La forza del capitalismo, spiega sempre Bauman: "sta nella straordinaria ingegnosità con la quale esso cerca e scopre specie ospitanti nuove ogni volta che le specie sfruttate in precedenza diminuiscono di numero o si estinguono".
"La grande domanda - sostiene sempre Bauman - è quando si esaurirà l'elenco delle terre assoggettabili a «verginizzazione secondaria», e quando le esplorazioni, per quanto frenetiche e ingegnose, non garantiranno più un sollievo temporaneo. Non saranno - conclude - quasi certamente i mercati, dominati come sono dalla «mentalità del cacciatore» liquido-moderno che ha preso il posto dei due approcci precedenti quello premodemo del guardia-caccia e quello solido-moderno del giardiniere a porre questa domanda, loro che vivono passando da una battuta di caccia fortunata all'altra, fintanto che riescono a scovare un'altra occasione per rimandare il momento della verità, non importa se per breve tempo e non importa a quale costo".
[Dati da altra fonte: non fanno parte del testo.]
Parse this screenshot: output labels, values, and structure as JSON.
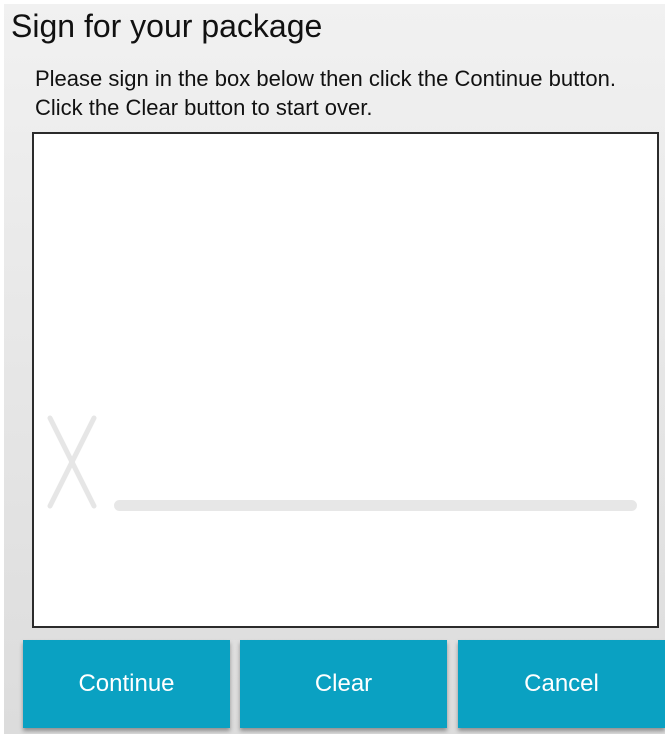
{
  "title": "Sign for your package",
  "instructions": "Please sign in the box below then click the Continue button. Click the Clear button to start over.",
  "signature": {
    "icon": "x-mark-icon"
  },
  "buttons": {
    "continue_label": "Continue",
    "clear_label": "Clear",
    "cancel_label": "Cancel"
  },
  "colors": {
    "button_bg": "#0aa1c2",
    "button_text": "#ffffff",
    "panel_bg": "#e6e6e6",
    "signature_guide": "#e7e7e7"
  }
}
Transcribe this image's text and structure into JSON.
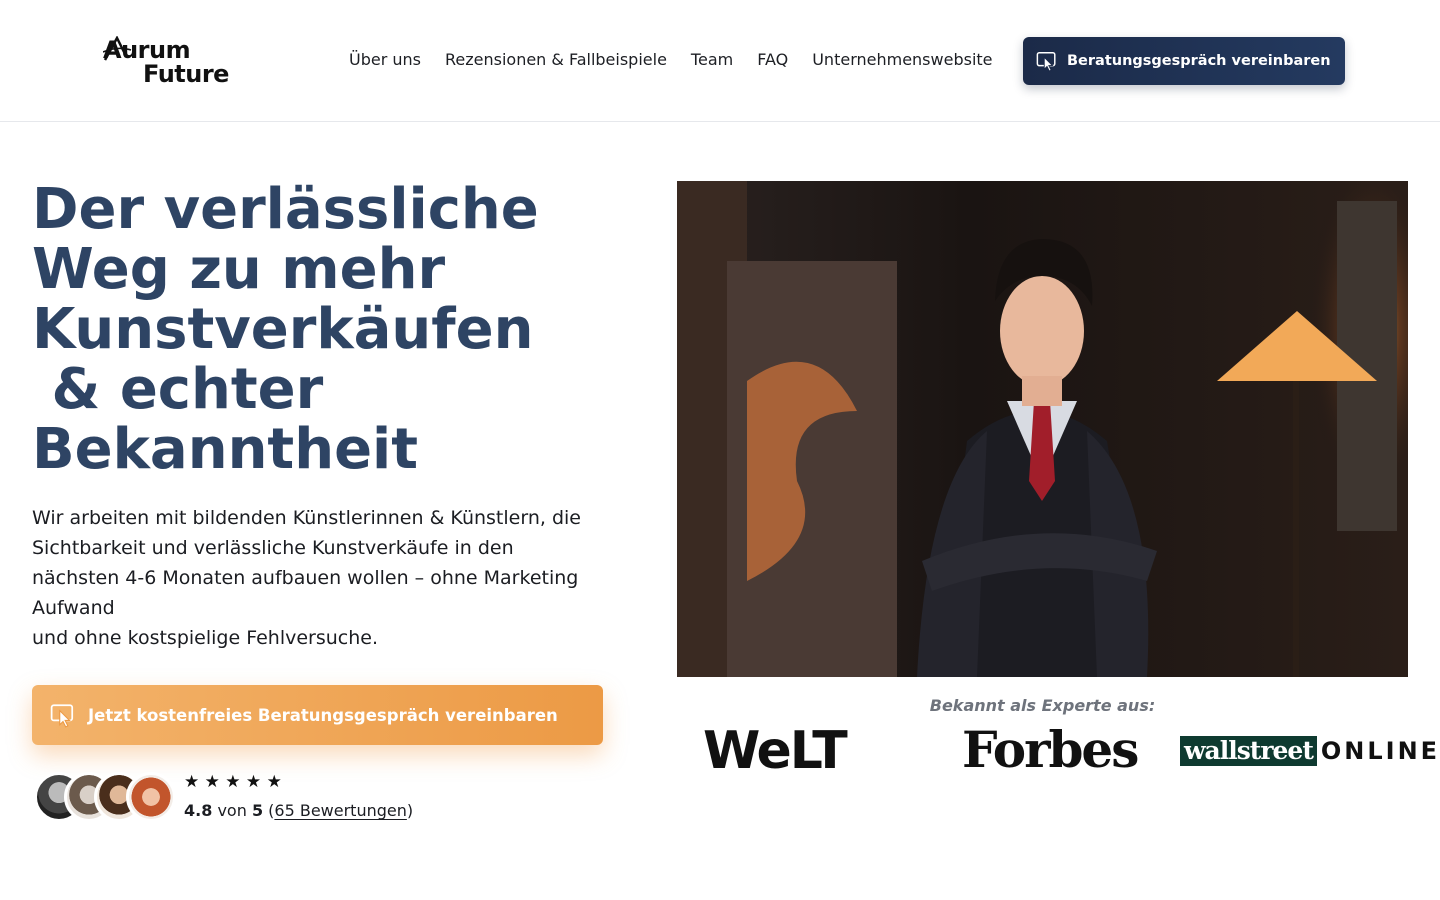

Siamo dunque nel pieno della discussione sul problema della deriva del capitalismo verso il mercatismo e della richiamata da tutti necessità di una minor finanziarizzazione dell'economia attraverso regole che però si fa una gran fatica a concordare per non parlare poi delle vie per la loro eventuale applicazione e rispetto. Ma è qui che bisogna insistere se si vuole cambiare il paradigma economico, ricordando che, come dice in un'intervista al portale Economia di comunione il professore di Economia politica all'Università di Milano - Bicocca e membro del comitato etico di Banca Etica, Luigino Bruni, "l'economia di mercato non coincide con il capitalismo: quella nasce ben prima, ha conosciuto varie forme non-capitalistiche che hanno convissuto con il capitalismo (si pensi al movimento cooperativo), e certamente gli sopravviverà. Se oggi vogliamo salvare l'economia di mercato (grande eredità dell'umanesimo cristiano medioevale e moderno) dobbiamo tornare a criticare il modello di capitalismo finanziario che abbiamo realizzato soprattutto in questi ultimi venti-trenta anni. Il mercato e la finanza sono luoghi di civiltà solo se sottoposti ad una sistematica critica civile e culturale».
E dunque è il modello economico generato dalle società capitalistiche che non trova la risposta alla crisi ecologica in corso e se la green economy viene vista come un driver per uscire dalla crisi finanziaria grazie alla spinta che essa può dare all'economia reale, significa non voler assolutamente 'guarire' dalla 'malattia del capitalismo'. Cosa peraltro dimostrata dai fatti.
La sostenibilità ambientale e sociale impone invece un'economia che oggi siamo costretti a chiamare ecologica, ma che domani sarà o tornerà ad essere solo economia. Questa è la cultura che serve al pianeta per sopravvivere, una cultura che faccia massa critica e contrasti ancora il capitalismo parassita.
Una cultura che emancipi a tal punto la società di domani da far sì che non ci siamo più "classi" quali quelle degli ambientalisti da avversare a quella dei negazionisti oppure la necessità di avere ministeri e assessorati all'ambiente, perché ogni decisione sarà presa sulla base di una contabilità ambientale ed economica, perché la tutela del paesaggio e del territorio sarà prassi, perché ogni scelta dell'homo sapiens sostenibile sarà fatta ex ante secondo i criteri direttori della sostenibilità e non ex post, ovvero a danno fatto.
Tornando però a questa difficilissima fase transitoria è chiaro che il modello economico, come dicevamo, generato da quel capitalismo, non può funzionare se non con regole nuove che portino più Stato nelle scelte economiche ovvero che riorientino il mercato verso l'ecologia. I tecnicismi non ci salveranno e purtroppo neppure i magnifici discorsi di Obama se non saprà declinarli attraverso regole certe, cogenti ed efficaci. I pascoli, insomma, stanno per finire e bisogna agire in fretta.